How to show that an ideal of $F[x]$ containing an irreducible polynomial of degree $n$ and a nonzero polynomial of degree $<n$ is $F[x]$?

Question

Let $F$ be a field and suppose that $I$ is an ideal of $F[x]$ which contains an irreducible polynomial of degree $n$ and a nonzero polynomial of degree less than $n$. Show that $I=F[x]$.

I can't determine any counterexample so I've been moving forward with trying to prove that this is true. I have that $I$ is an ideal of $F[x]$ gives us $\{a_0+a_{1}x+...+a_{2}x^n|a_0=0\}$. From, here, I don't see how it matters what polynomial the nonzero one is with degree less than $n$ because it will always be in $F[x]$, no?

Answer 1

Let $f(x) \in F[x]$ be the irreducible polynomial of degree $n$, $g(x)$ be a nonzero polynomial of degree less than $n$. Since $F$ is a field, $F[x]$ is a PID, in fact a Euclidean domain. Then $J = \langle f(x) \rangle$ is a maximal ideal, as it is generated by an irreducible element.
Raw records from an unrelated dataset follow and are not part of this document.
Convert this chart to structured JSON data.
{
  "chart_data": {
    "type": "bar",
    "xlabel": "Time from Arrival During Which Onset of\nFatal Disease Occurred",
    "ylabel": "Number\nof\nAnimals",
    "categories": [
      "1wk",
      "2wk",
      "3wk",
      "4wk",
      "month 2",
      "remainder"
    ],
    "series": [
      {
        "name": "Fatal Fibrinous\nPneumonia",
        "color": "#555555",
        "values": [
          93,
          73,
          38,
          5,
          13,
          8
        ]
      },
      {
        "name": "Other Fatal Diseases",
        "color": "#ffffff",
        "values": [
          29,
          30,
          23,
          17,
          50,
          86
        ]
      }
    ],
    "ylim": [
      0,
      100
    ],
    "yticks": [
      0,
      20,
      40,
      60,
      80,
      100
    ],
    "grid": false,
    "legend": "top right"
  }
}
We know that $J \subset I$ since $I$ contains $f(x)$, so it follows that either $I = J$ or $I=F[x]$. But $g(x) \notin \langle f(x) \rangle$, since every nonzero element of $\langle f(x) \rangle$ has degree at least $n$. Hence $I \neq J$.

Answer 2

You can reason elementarily as follows (avoiding explicit mention of a PID, though in fact that's is what is going on). Let $D$ be a nonzero polynomial in $I$ of minimal degree; this minimal degree must be${}<n$ due to the second given element of$~I$. Then for every element of$~I$, its remainder after Euclidean division by $D$ lies in$~I$ and is of lower degree than$~D$, so equal to$~0$: every element of $I$ is divisible by$~D$. In particular this holds for your irreducible polynomial of degree$~n$. But its only divisors are of degree$~n$ (scalar multiples of itself) or of degree$~0$ (invertible elements). Then $D$ must be an invertible element, whence $I$ is the whole ring $F[x]$.